The radiology report error detection rate of GPT-4 was comparable with that of radiologists, potentially reducing work hours and cost.

See also the editorial by Forman in this issue.

中文翻译：

GPT-4 在检测放射学报告中的错误方面的潜力：对报告准确性的影响

背景

由于住院医师与就诊者之间的差异、语音识别不准确以及工作量大，放射学报告可能会出现错误。

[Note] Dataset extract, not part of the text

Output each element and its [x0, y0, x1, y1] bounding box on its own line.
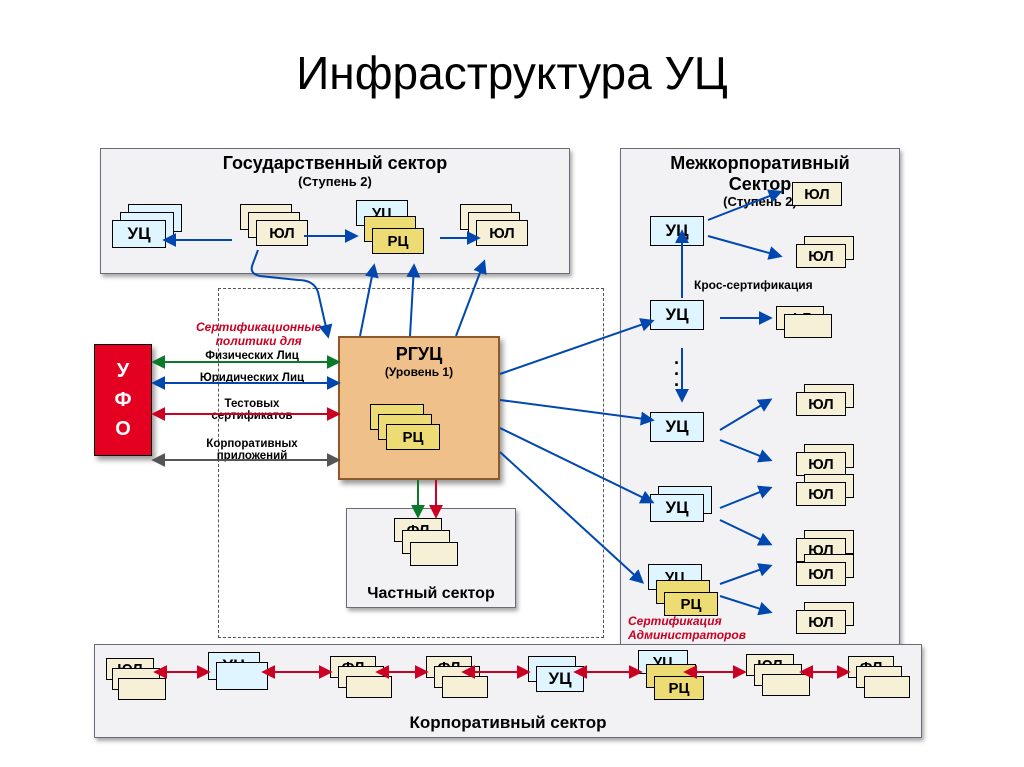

大型语言模型，例如 GPT-4（ChatGPT；OpenAI），可能有助于生成报告。

目的

评估 GPT-4 在识别放射学报告中常见错误方面的有效性，重点关注性能、时间和成本效率。

材料和方法

在这项回顾性研究中，一家机构于 2023 年 6 月至 2023 年 12 月期间编制了 200 份放射学报告（放射线照相和横截面成像 [CT 和 MRI]）。 5 个常见错误类别（遗漏、插入、拼写、侧面混淆等）中的 150 个错误被有意插入到 100 份报告中并用作参考标准。六名放射科医生（两名高级放射科医生、两名主治医生和两名住院医生）和 GPT-4 的任务是检测这些错误。使用 Wald χ ²检验和配对样本t检验评估总体错误检测性能、五个错误类别中的错误检测以及阅读时间。

结果

GPT-4（检出率，82.7%；150 人中的 124 人；95% CI：75.8, 87.9）与放射科医生的平均检测表现相匹配，无论其经验如何（高级放射科医生，89.3% [150 人中的 134 人；95% CI：83.4， 93.3]；主治医生，80.0% [150 中的 120； 95 % CI：72.9，85.6]；住院医生，80.0% [150 中的 120；95% CI：72.9，85.6]；。一名高级放射科医生的表现优于 GPT-4（检出率，94.7%；150 人中的 142 人；95% CI：89.8, 97.3；P = .006）。与研究中最快的人类阅读器相比，GPT-4 每份放射学报告所需的处理时间更少（平均阅读时间分别为 3.5 秒 ± 0.5 [SD] 与 25.1 秒 ± 20.1；P < .001；Cohen d = −1.08）。使用 GPT-4 导致每份报告的平均校正成本低于最具成本效益的放射科医生（0.03 ± 0.01 美元 vs 0.42 ± 0.41 美元；P < .001；Cohen d = -1.12）。